Figure 3. The syndecan-2 synthetic peptide significantly increases subcutaneous tumor growths in vivo.

(A) Schematic diagram depicting the synthetic peptides of human syndecan-2. Peptides corresponding to human syndecan-2 extracellular domain regions consisting of residues 79–94 (hS2LQ: LTSAAPKVETTTLNIQ) and residues 19–40 (hS2EA: ESRAELTSDKDMYLDNSSIEEA) were synthesized (top). HCT116 cells were mixed with synthetic peptides (final 5 nM). Cells migration was analyzed using the provided RTCA software (middle). n = 5; *p < 0.05. Cell viability was determined by MTT assay (bottom left). Colony formation was analyzed as described above (bottom right). N-terminal human syndecan-2 synthetic peptide (hS2EA) was used as a control peptide. n = 4; **p < 0.01. (B) HT29-luc cells (5 × 10⁶ cells/mouse) preincubated with synthetic peptides were injected subcutaneously into the right flanks of BALB/c nude mice (n = 5/group). Representative images of in vivo tumor development at the injection sites, which received HT29-luc cells incubated with human syndecan-2 synthetic peptide or PBS from the same mouse and taken weekly after implantation, are shown. (C) Tumor growth was quantified (as photon/s) weekly by IVIS at 7 days after injection.
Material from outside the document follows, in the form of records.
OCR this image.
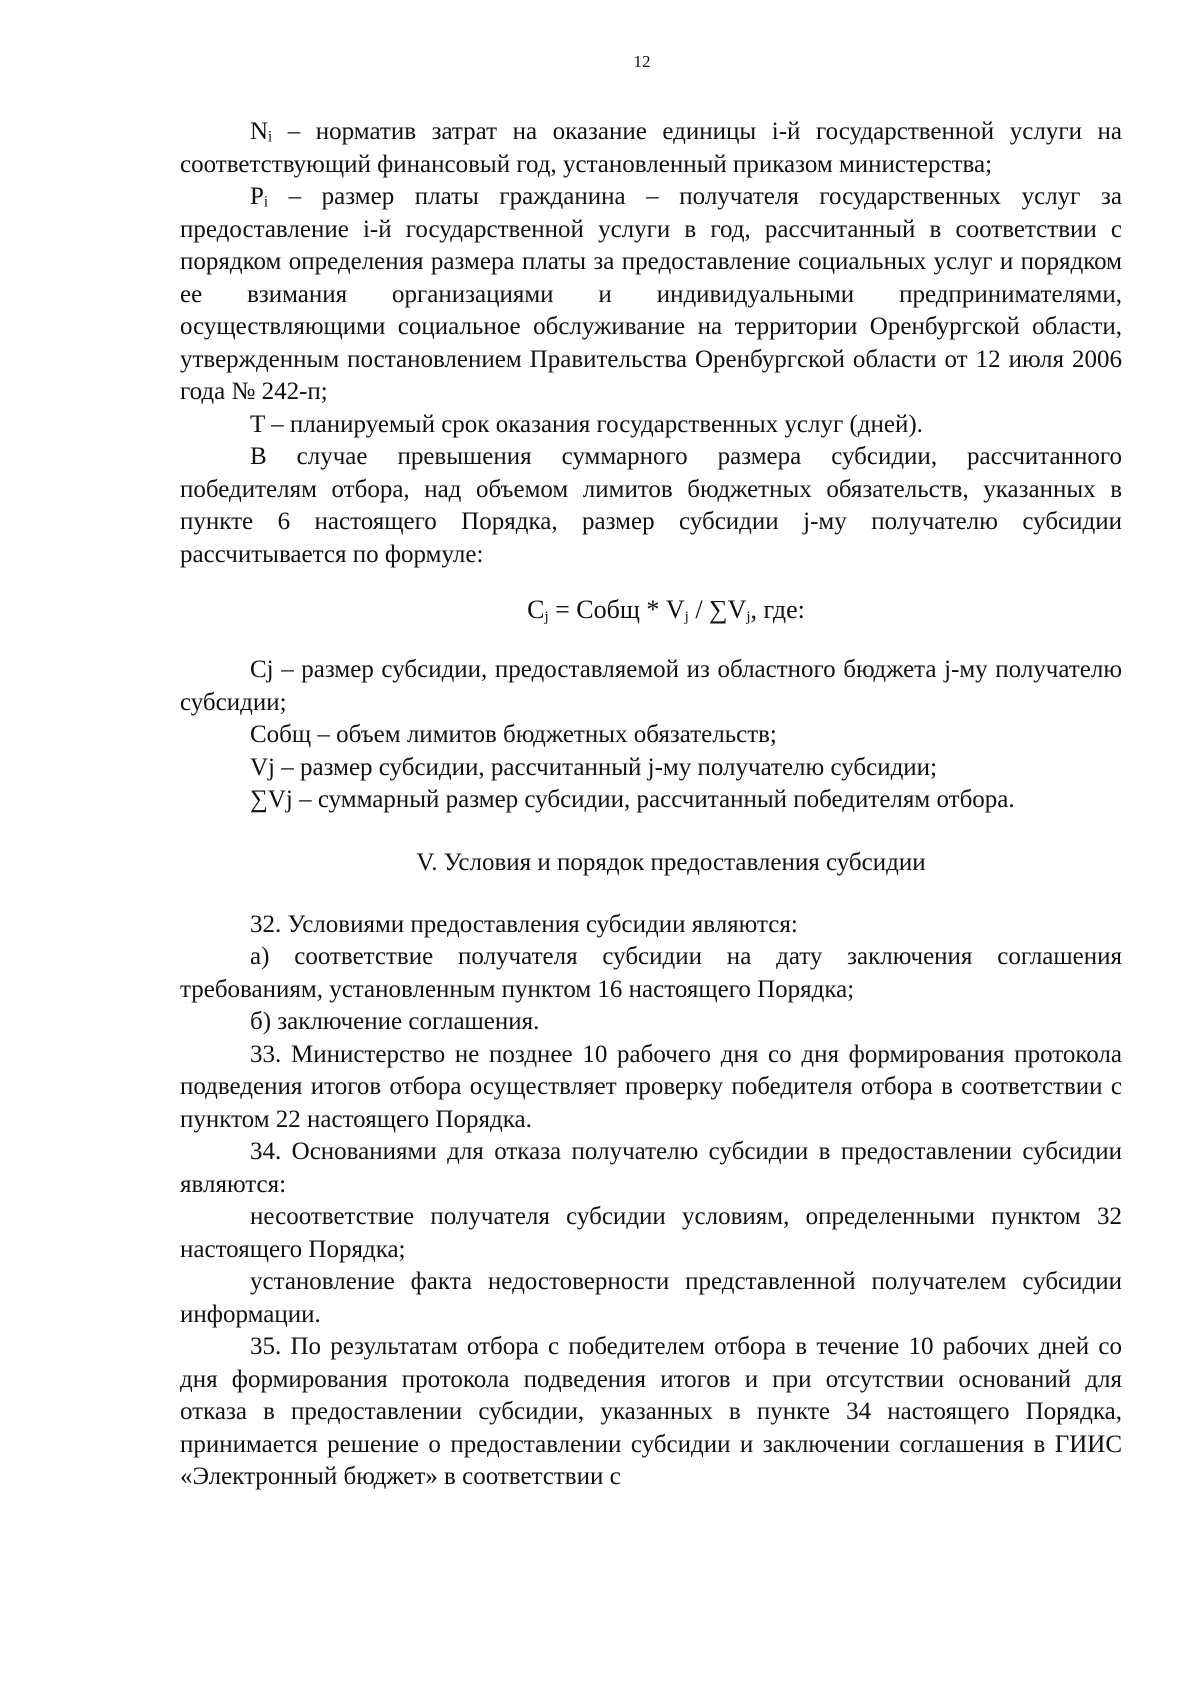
12

Nᵢ – норматив затрат на оказание единицы i-й государственной услуги на соответствующий финансовый год, установленный приказом министерства;

Pᵢ – размер платы гражданина – получателя государственных услуг за предоставление i-й государственной услуги в год, рассчитанный в соответствии с порядком определения размера платы за предоставление социальных услуг и порядком ее взимания организациями и индивидуальными предпринимателями, осуществляющими социальное обслуживание на территории Оренбургской области, утвержденным постановлением Правительства Оренбургской области от 12 июля 2006 года № 242-п;

T – планируемый срок оказания государственных услуг (дней).

В случае превышения суммарного размера субсидии, рассчитанного победителям отбора, над объемом лимитов бюджетных обязательств, указанных в пункте 6 настоящего Порядка, размер субсидии j-му получателю субсидии рассчитывается по формуле:

$C_j$ = Собщ * $V_j / \sum V_j$, где:

Cj – размер субсидии, предоставляемой из областного бюджета j-му получателю субсидии;

Собщ – объем лимитов бюджетных обязательств;

Vj – размер субсидии, рассчитанный j-му получателю субсидии;

∑Vj – суммарный размер субсидии, рассчитанный победителям отбора.

V. Условия и порядок предоставления субсидии

32. Условиями предоставления субсидии являются:

а) соответствие получателя субсидии на дату заключения соглашения требованиям, установленным пунктом 16 настоящего Порядка;

б) заключение соглашения.

33. Министерство не позднее 10 рабочего дня со дня формирования протокола подведения итогов отбора осуществляет проверку победителя отбора в соответствии с пунктом 22 настоящего Порядка.

34. Основаниями для отказа получателю субсидии в предоставлении субсидии являются:

несоответствие получателя субсидии условиям, определенными пунктом 32 настоящего Порядка;

установление факта недостоверности представленной получателем субсидии информации.

35. По результатам отбора с победителем отбора в течение 10 рабочих дней со дня формирования протокола подведения итогов и при отсутствии оснований для отказа в предоставлении субсидии, указанных в пункте 34 настоящего Порядка, принимается решение о предоставлении субсидии и заключении соглашения в ГИИС «Электронный бюджет» в соответствии с
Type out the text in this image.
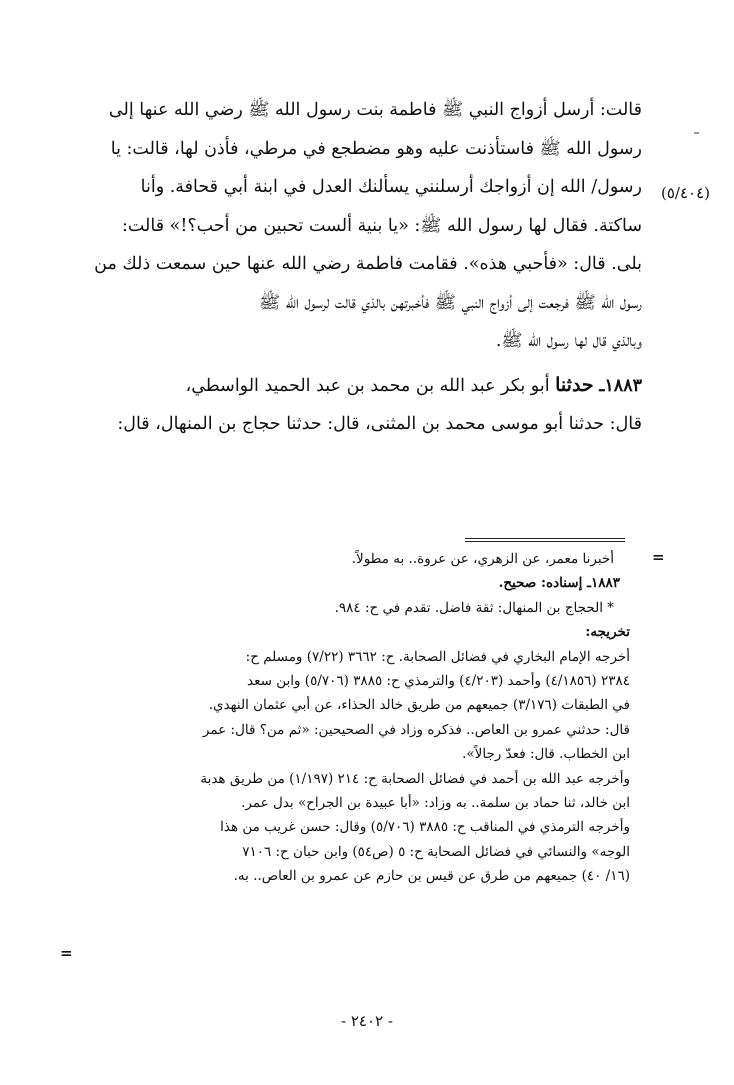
قالت: أرسل أزواج النبي ﷺ فاطمة بنت رسول الله ﷺ رضي الله عنها إلى
رسول الله ﷺ فاستأذنت عليه وهو مضطجع في مرطي، فأذن لها، قالت: يا
رسول/ الله إن أزواجك أرسلنني يسألنك العدل في ابنة أبي قحافة. وأنا
ساكتة. فقال لها رسول الله ﷺ: «يا بنية ألست تحبين من أحب؟!» قالت:
بلى. قال: «فأحبي هذه». فقامت فاطمة رضي الله عنها حين سمعت ذلك من
رسول الله ﷺ فرجعت إلى أزواج النبي ﷺ فأخبرتهن بالذي قالت لرسول الله ﷺ
وبالذي قال لها رسول الله ﷺ.
١٨٨٣ـ حدثنا أبو بكر عبد الله بن محمد بن عبد الحميد الواسطي،
قال: حدثنا أبو موسى محمد بن المثنى، قال: حدثنا حجاج بن المنهال، قال:
(٥/٤٠٤)
=
=
أخبرنا معمر، عن الزهري، عن عروة.. به مطولاً.
١٨٨٣ـ إسناده: صحيح.
* الحجاج بن المنهال: ثقة فاضل. تقدم في ح: ٩٨٤.
تخريجه:
أخرجه الإمام البخاري في فضائل الصحابة. ح: ٣٦٦٢ (٧/٢٢) ومسلم ح:
٢٣٨٤ (٤/١٨٥٦) وأحمد (٤/٢٠٣) والترمذي ح: ٣٨٨٥ (٥/٧٠٦) وابن سعد
في الطبقات (٣/١٧٦) جميعهم من طريق خالد الحذاء، عن أبي عثمان النهدي.
قال: حدثني عمرو بن العاص.. فذكره وزاد في الصحيحين: «ثم من؟ قال: عمر
ابن الخطاب. قال: فعدّ رجالاً».
وأخرجه عبد الله بن أحمد في فضائل الصحابة ح: ٢١٤ (١/١٩٧) من طريق هدبة
ابن خالد، ثنا حماد بن سلمة.. به وزاد: «أبا عبيدة بن الجراح» بدل عمر.
وأخرجه الترمذي في المناقب ح: ٣٨٨٥ (٥/٧٠٦) وقال: حسن غريب من هذا
الوجه» والنسائي في فضائل الصحابة ح: ٥ (ص٥٤) وابن حبان ح: ٧١٠٦
(١٦/ ٤٠) جميعهم من طرق عن قيس بن حازم عن عمرو بن العاص.. به.
- ٢٤٠٢ -
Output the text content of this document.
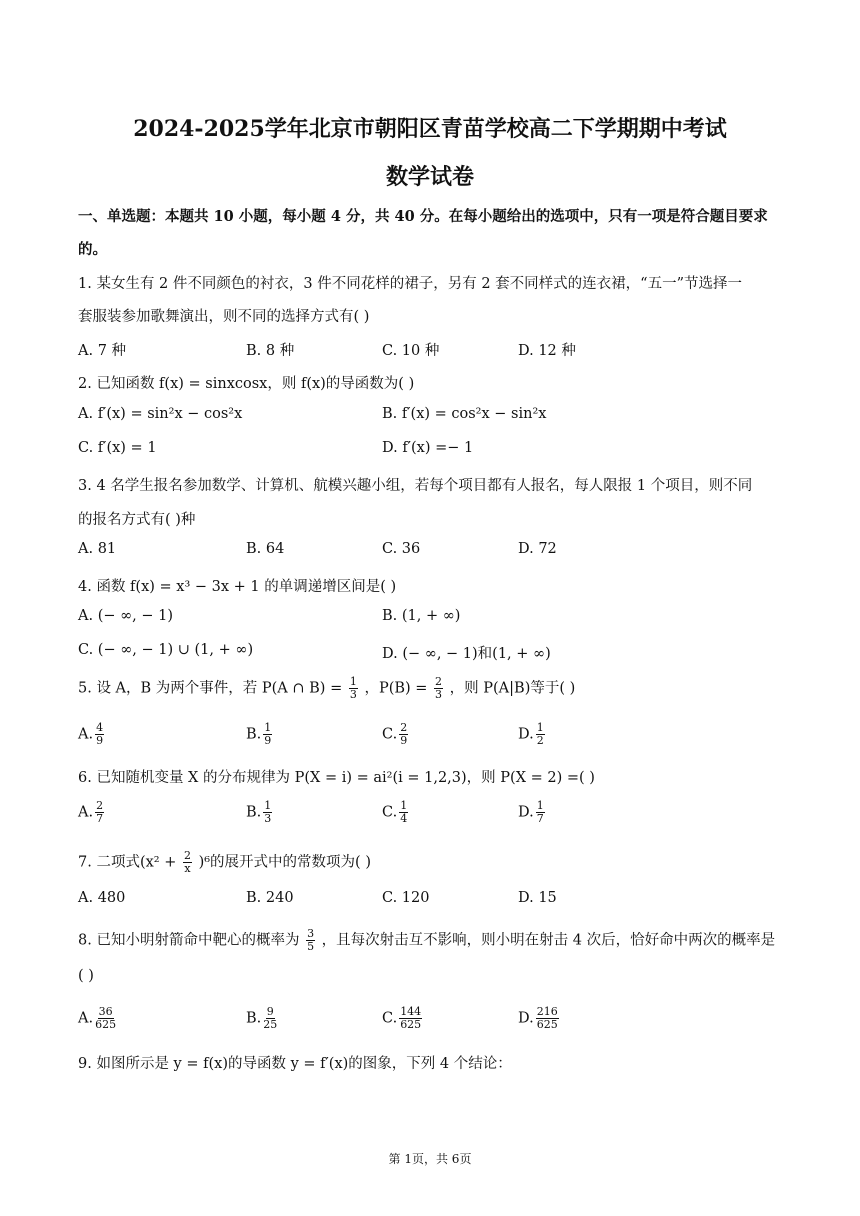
2024-2025学年北京市朝阳区青苗学校高二下学期期中考试
数学试卷
一、单选题：本题共 10 小题，每小题 4 分，共 40 分。在每小题给出的选项中，只有一项是符合题目要求
的。
1. 某女生有 2 件不同颜色的衬衣，3 件不同花样的裙子，另有 2 套不同样式的连衣裙，“五一”节选择一
套服装参加歌舞演出，则不同的选择方式有( )
A. 7 种	B. 8 种	C. 10 种	D. 12 种
2. 已知函数 f(x) = sinxcosx，则 f(x)的导函数为( )
A. f′(x) = sin²x − cos²x	B. f′(x) = cos²x − sin²x
C. f′(x) = 1	D. f′(x) =− 1
3. 4 名学生报名参加数学、计算机、航模兴趣小组，若每个项目都有人报名，每人限报 1 个项目，则不同
的报名方式有( )种
A. 81	B. 64	C. 36	D. 72
4. 函数 f(x) = x³ − 3x + 1 的单调递增区间是( )
A. (− ∞, − 1)	B. (1, + ∞)
C. (− ∞, − 1) ∪ (1, + ∞)	D. (− ∞, − 1)和(1, + ∞)
5. 设 A，B 为两个事件，若 P(A ∩ $B) = \frac{1}{3}$ ，$P(B) = \frac{2}{3}$ ，则 P(A|B)等于( )
A. $\frac{4}{9}$	B. $\frac{1}{9}$	C. $\frac{2}{9}$	D. $\frac{1}{2}$
6. 已知随机变量 X 的分布规律为 P(X = i) = ai²(i = 1,2,3)，则 P(X = 2) =( )
A. $\frac{2}{7}$	B. $\frac{1}{3}$	C. $\frac{1}{4}$	D. $\frac{1}{7}$
7. 二项式$(x^2 + \frac{2}{x} )^6$的展开式中的常数项为( )
A. 480	B. 240	C. 120	D. 15
8. 已知小明射箭命中靶心的概率为 $\frac{3}{5}$ ，且每次射击互不影响，则小明在射击 4 次后，恰好命中两次的概率是
( )
A. $\frac{36}{625}$	B. $\frac{9}{25}$	C. $\frac{144}{625}$	D. $\frac{216}{625}$
9. 如图所示是 y = f(x)的导函数 y = f′(x)的图象，下列 4 个结论：
第 1页，共 6页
PBS, mean = 1.59E+06 photon/s, 95% CI = 1.35E+06 to 1.83E+06 photon/s; hS2LQ, mean = 2.97E+06 photon/s, 95% CI = 2.50E+06 to 3.44E+06 photon/s; p < 0.05. (D) Tumor volume (mm³) represented as average at 3–4 days. Average tumor volumes for 21 days were 42.75 mm³ with syndecan-2 peptide, 95% CI = 34.52 mm³ to 51.00 mm³ than the 29.21 mm³ with PBS, 95% CI = 24.94 mm³ to 33.48 mm³. **p < 0.01. (E) Correlation between tumor volume measurement and photon imaging (R² = 0.9032).